In considering whether a stay of all discovery pending the outcome of defendant's Motion to Stay is warranted, a case-by-case analysis is required because such an inquiry is necessarily fact-specific and depends on the particular circumstances and posture of each case.
Underlying this Colorado case is a conviction of the plaintiff of conspiracy, wire fraud and bankruptcy fraud in the Western District of Texas wherein the plaintiff was required to pay restitution of $354,253.11. The United States Attorney's Office in the Western District of Texas, the district of conviction, is attempting to collect the debt through writs of execution. Defendant United States has moved to dismiss the complaint, both for lack of subject matter jurisdiction and for failure to state a claim. [Doc. No. 15]. The motion challenges the plaintiff's right to attack a writ of execution in Colorado instead of in the court that issued the writ, in this case the Western District of Texas. Defendants assert the Federal Debt Collection Procedures Act (FDCPA) does not waive sovereign immunity for a Colorado lawsuit against the United States, to collaterally attack a writ issued by the Western District of Texas. Id.
The United States is normally entitled to stays of discovery in cases raising sovereign immunity since sovereign immunity shields the United States "`from the burdens of becoming involved in any part of the litigation process, from pretrial wrangling to trial itself.'" Raccoon Recovery, LLC v. Navoi Mining Metallurgical Kombinat, 244 F. Supp.2d 1130, 1141 (D. Colo. 2002) (quoting United States v. Moats, 961 F.2d 1198, 1203 (5th Cir. 1992)); Liverman, 2002 WL 31379892 at *2. "Sovereign immunity is an immunity from trial and the attendant burdens of litigation, and not just a defense to liability on the merits." In re Papandreou, 139 F.3d 247, 251 (D.C. Cir. 1998).

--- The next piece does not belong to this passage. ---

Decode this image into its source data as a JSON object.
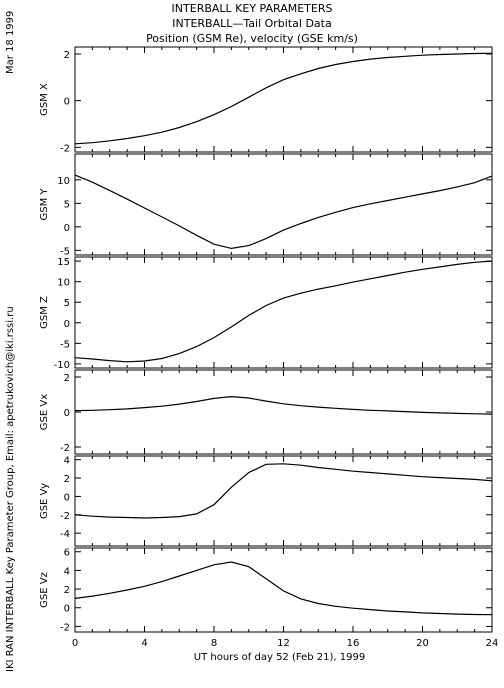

The "full enjoyment of . . . sovereign immunity is irrevocably lost once the [sovereign] is compelled to endure the burdens of litigation."). Kiowa Indian Tribe of Okla. v. Hoover, 150 F.3d 1163, 1172 (10th Cir. 1998).
IT IS HEREBY ORDERED:
1. Defendant's "Unopposed Motion for Order to 1) Stay Discovery Pending Ruling on United States' Motion to Dismiss, and 2) Vacate Scheduling Conference Set for July 22, 2008" [Doc. No. 20] is GRANTED. Discovery is stayed pending ruling on defendant's Motion to Dismiss [Doc. No. 15].
2. The Scheduling Conference set for July 22, 2008 at 9:45 a.m. is VACATED.